The Brutal Truth Of Your Last Month Of Pregnancy
Three weeks before my due date with my last child, I was lying on the padded table, complete with the super comfy paper banner beneath my giant body as my midwife checked me.
“Put me out of my misery please,” I moaned. “What is this on my crotch? Stir something around in there, would ya? I’m dyin’ over here.”
She informed me there was nothing happening, I wasn’t dilated at all, and it was still going to be a while.
“No, I feel his skull pressing down, and out of my vagina. I can fit a bagel up there I am sure. You are wrong,” I said, fighting the urge to kick her in the face.
“The pressure you are feeling is this large varicosity you have running down your vulva that has sprouted since the last time I saw you. We can get you a support for it to make you more comfortable.”
Let’s just say the picture she pulled up on her computer of the torture chamber she was suggesting I wear to make me more “comfortable” looked like something I’d seen in a bad porno movie once. And her suggestion made me want to flip the table which held all her vagina tools and tell all the other pregnant women to run out of there.

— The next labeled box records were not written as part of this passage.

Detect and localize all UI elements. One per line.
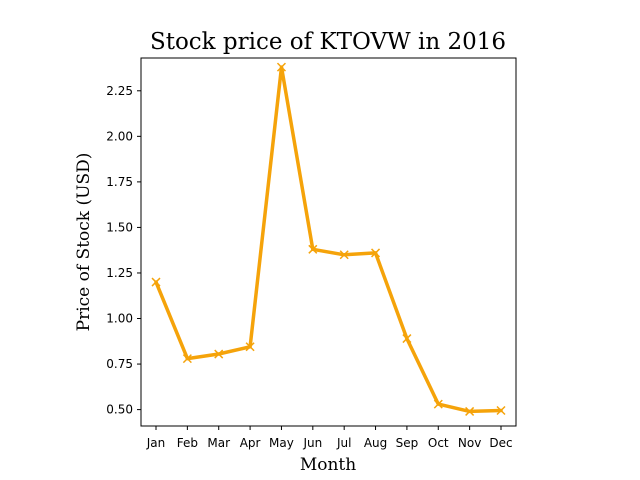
data-point-marker <box>308 244 318 254</box>
y-axis: 0.50 0.75 1.00 1.25 1.50 1.75 2.00 2.25 <box>106 84 141 417</box>
data-point-marker <box>182 354 192 364</box>
x-axis-label: Month <box>300 455 356 475</box>
x-tick-label: Sep <box>396 436 419 450</box>
x-tick-label: Dec <box>489 436 512 450</box>
x-tick-label: Jul <box>336 436 351 450</box>
series-layer <box>151 62 506 416</box>
x-tick-label: Apr <box>240 436 261 450</box>
x-tick-label: Oct <box>428 436 449 450</box>
data-point-marker <box>214 349 224 359</box>
data-point-marker <box>402 334 412 344</box>
x-tick-label: Aug <box>364 436 387 450</box>
data-point-marker <box>276 62 286 72</box>
y-tick-label: 1.00 <box>106 312 133 326</box>
x-tick-label: Jun <box>302 436 322 450</box>
x-tick-label: Nov <box>458 436 481 450</box>
data-point-marker <box>371 248 381 258</box>
y-axis-label: Price of Stock (USD) <box>74 153 94 332</box>
y-tick-label: 0.50 <box>106 403 133 417</box>
x-tick-label: May <box>269 436 294 450</box>
series-line <box>154 65 503 414</box>
y-tick-label: 2.00 <box>106 129 133 143</box>
y-tick-label: 1.50 <box>106 220 133 234</box>
data-point-marker <box>496 405 506 416</box>
y-tick-label: 1.75 <box>106 175 133 189</box>
x-tick-label: Feb <box>177 436 198 450</box>
x-axis: Jan Feb Mar Apr May Jun Jul Aug Sep Oct Nov Dec <box>146 426 513 450</box>
data-point-marker <box>465 406 475 416</box>
y-tick-label: 2.25 <box>106 84 133 98</box>
x-tick-label: Mar <box>207 436 230 450</box>
data-point-marker <box>433 399 443 409</box>
plot-area-frame <box>140 57 517 427</box>
data-point-marker <box>151 277 161 287</box>
x-tick-label: Jan <box>146 436 166 450</box>
y-tick-label: 1.25 <box>106 266 133 280</box>
data-point-marker <box>245 342 255 352</box>
data-point-marker <box>339 250 349 260</box>
y-tick-label: 0.75 <box>106 357 133 371</box>
chart-title: Stock price of KTOVW in 2016 <box>150 29 506 55</box>
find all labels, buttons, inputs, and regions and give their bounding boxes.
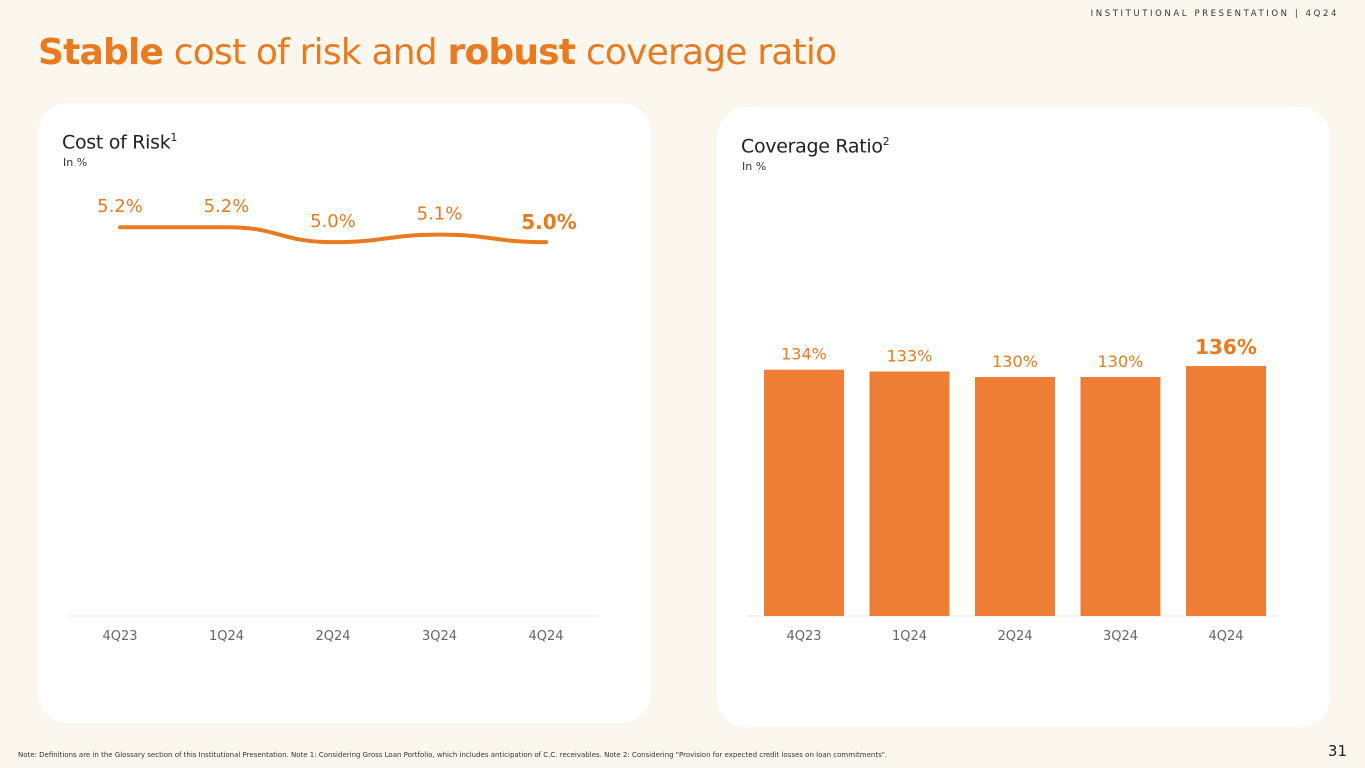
presentation-tag: INSTITUTIONAL PRESENTATION | 4Q24 [1090,9,1339,19]
data-label: 134% [781,345,827,364]
footnote: Note: Definitions are in the Glossary se… [18,751,888,759]
x-tick-label: 4Q23 [102,629,137,644]
coverage-bar [869,371,950,616]
data-label: 5.0% [310,211,356,232]
cost-of-risk-line [118,225,548,245]
coverage-bar [764,369,844,616]
data-label: 5.2% [97,196,143,217]
x-tick-label: 2Q24 [315,629,350,644]
data-label: 133% [887,347,933,366]
data-label: 5.1% [417,204,463,225]
coverage-bar [1080,377,1161,616]
cost-of-risk-chart: 5.2% 4Q23 5.2% 1Q24 5.0% 2Q24 5.1% 3Q24 5.0% 4Q24 [68,196,599,644]
x-tick-label: 1Q24 [209,629,244,644]
data-label: 5.2% [204,196,250,217]
coverage-bar [975,377,1055,616]
coverage-ratio-unit: In % [742,160,767,173]
x-tick-label: 1Q24 [892,629,927,644]
cost-of-risk-title: Cost of Risk1 [62,131,177,153]
x-tick-label: 4Q24 [528,629,563,644]
data-label: 130% [1098,352,1144,371]
data-label: 5.0% [521,210,576,234]
coverage-ratio-title-text: Coverage Ratio [741,135,883,158]
data-label: 130% [992,352,1038,371]
cost-of-risk-unit: In % [63,156,88,169]
x-tick-label: 2Q24 [997,629,1032,644]
data-label: 136% [1195,335,1257,359]
cost-of-risk-title-text: Cost of Risk [62,131,171,154]
x-tick-label: 4Q23 [786,629,821,644]
cost-of-risk-note-ref: 1 [170,131,178,144]
title-part-4: coverage ratio [575,32,837,73]
x-tick-label: 4Q24 [1208,629,1243,644]
coverage-ratio-card: Coverage Ratio2 In % 134% 4Q23 133% 1Q24 130… [717,107,1330,727]
title-part-stable: Stable [38,32,164,73]
title-part-2: cost of risk and [163,32,448,73]
page-number: 31 [1327,742,1347,760]
coverage-bar [1186,366,1266,616]
x-tick-label: 3Q24 [422,629,457,644]
x-tick-label: 3Q24 [1103,629,1138,644]
cost-of-risk-card: Cost of Risk1 In % 5.2% 4Q23 5.2% 1Q24 5.0% 2… [38,103,651,723]
coverage-ratio-chart: 134% 4Q23 133% 1Q24 130% 2Q24 130% 3Q24 136% 4Q24 [747,335,1278,644]
page-title: Stable cost of risk and robust coverage … [38,32,837,73]
coverage-ratio-title: Coverage Ratio2 [741,135,890,158]
coverage-ratio-note-ref: 2 [882,135,890,148]
title-part-robust: robust [447,32,577,73]
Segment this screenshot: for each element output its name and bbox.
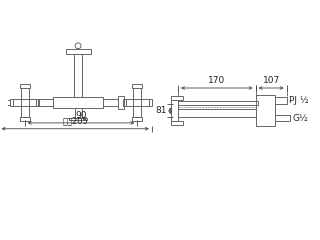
Bar	[133, 88, 141, 117]
Bar	[178, 109, 256, 117]
Bar	[275, 115, 291, 121]
Bar	[66, 49, 91, 54]
Bar	[53, 97, 103, 108]
Bar	[13, 99, 36, 106]
Bar	[149, 99, 152, 106]
Bar	[36, 99, 39, 106]
Bar	[69, 118, 87, 120]
Bar	[75, 108, 82, 118]
Bar	[178, 101, 258, 105]
Bar	[10, 99, 13, 106]
Bar	[126, 99, 149, 106]
Text: PJ ½: PJ ½	[289, 96, 308, 105]
Bar	[0, 100, 10, 105]
Text: 最大205: 最大205	[62, 117, 88, 126]
Bar	[171, 96, 183, 100]
Text: 107: 107	[262, 76, 280, 85]
Bar	[275, 97, 287, 104]
Bar	[123, 99, 126, 106]
Bar	[132, 117, 142, 121]
Bar	[171, 100, 178, 121]
Bar	[20, 84, 30, 88]
Text: 90: 90	[75, 111, 87, 120]
Text: 170: 170	[208, 76, 225, 85]
Bar	[132, 84, 142, 88]
Bar	[20, 117, 30, 121]
Bar	[74, 54, 82, 97]
Text: G½: G½	[292, 114, 308, 123]
Text: 81: 81	[156, 106, 167, 115]
Bar	[21, 88, 29, 117]
Bar	[171, 121, 183, 125]
Bar	[103, 99, 118, 106]
Bar	[256, 95, 275, 126]
Bar	[118, 96, 124, 109]
Bar	[38, 99, 53, 106]
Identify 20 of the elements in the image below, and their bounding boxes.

Thing is, I couldn’t so much as sit up without her help, so I had to kindly refuse the contraption that would press that vagina vein closer to my soul and then tell her I needed help getting up.
The last month of pregnancy is absolute bullshit and no one is enjoying themselves for the following reasons:
1. So much pee.
You have to cough? Get ready for a squirt of urine to shoot out. Sneeze? That calls for holding your crotch or pressing your legs together. The slightest giggle? You’ll need to change your clothes.
If you are lucky enough to make it to the pot to pee, as soon as you wipe and stand up to attempt to pull up your massive panties, guess what? More pee will trickle down your leg from the pressure of the body inside you and make you feel like giving up and just buying a diaper.
Bumps in the car are dangerous, bending over is ill-advised, and it’s a good thing you are pretty miserable those last few weeks because laughter can bring on a good golden stream like nothing else.
2. Comfort has left the building.
You are so exhausted, all you can think about is sleep, but there’s no way to get comfortable enough to get a good sleep. Lying down is only semi-doable if you have a dozen pillows surrounding your body. Sitting makes your legs go numb, your back hurts, your hips are out of whack, and anything you eat gives you a screeching case of heart burn.
You are so swollen, nothing fits including bras and shoes, and you wish you could spend your days weightless and naked floating around in a saltwater tub.
If you’ve had the pleasure of pregnancy rhinitis, breathing put of your nose isn’t an option so you can either mouth-breathe which makes eating fun, constantly wear those nasal strips, or live under a steam machine.
3. You hate everyone.
Oh, everyone wants to make you feel better with their stupid-ass suggestions about how to stay comfortable, how to get your labor started, or blabbing about how they had it worse than you have it right now.
They fondle your stomach and tell you to get your rest now because you can forget about that when the baby comes, which is so helpful it makes you want to break something in two with your bare hands.
You can’t sleep and your partner’s night-breathing makes you want to take a pillow to their face because how dare they sleep at a time like this?
Oh, and if you have other children running around or crawling all over you, you want to go live in a cave for the next month.
4. Strange things come out of your body.
Mucus, blood, urine, and milk all flow like the Mississippi and you are just supposed to deal.
Veins and hemorrhoids rear their ugly heads. And they refuse to leave. You hair and nails grow at an alarming rate, but since you can’t bend over to shave your legs, your lower half ends up looking like a jungle.
5. You think labor will start any second. You will be wrong.
You wake up each morning and know today will be the day. There is no way you keep up this charade of walking around with a bowling ball between your legs with people asking you if you are expecting twins for another damn second.
Your belly tightens when you get up, when you walk, when you pick up a gallon of milk and you swear that’s the beginning stages of getting the human out of you. But you are mistaken.
The last month of pregnancy is when you truly see what you are made of. It takes grit, endurance, and a whole lot of willpower to not smack people.
If you see a pregnant person trying to get through their last few weeks, don’t give unsolicited advice, don’t tell them they smell like urine, and don’t, whatever you do, say,”I can’t believe you haven’t had that baby yet,” unless you are wearing some type of protective head gear, mmkay?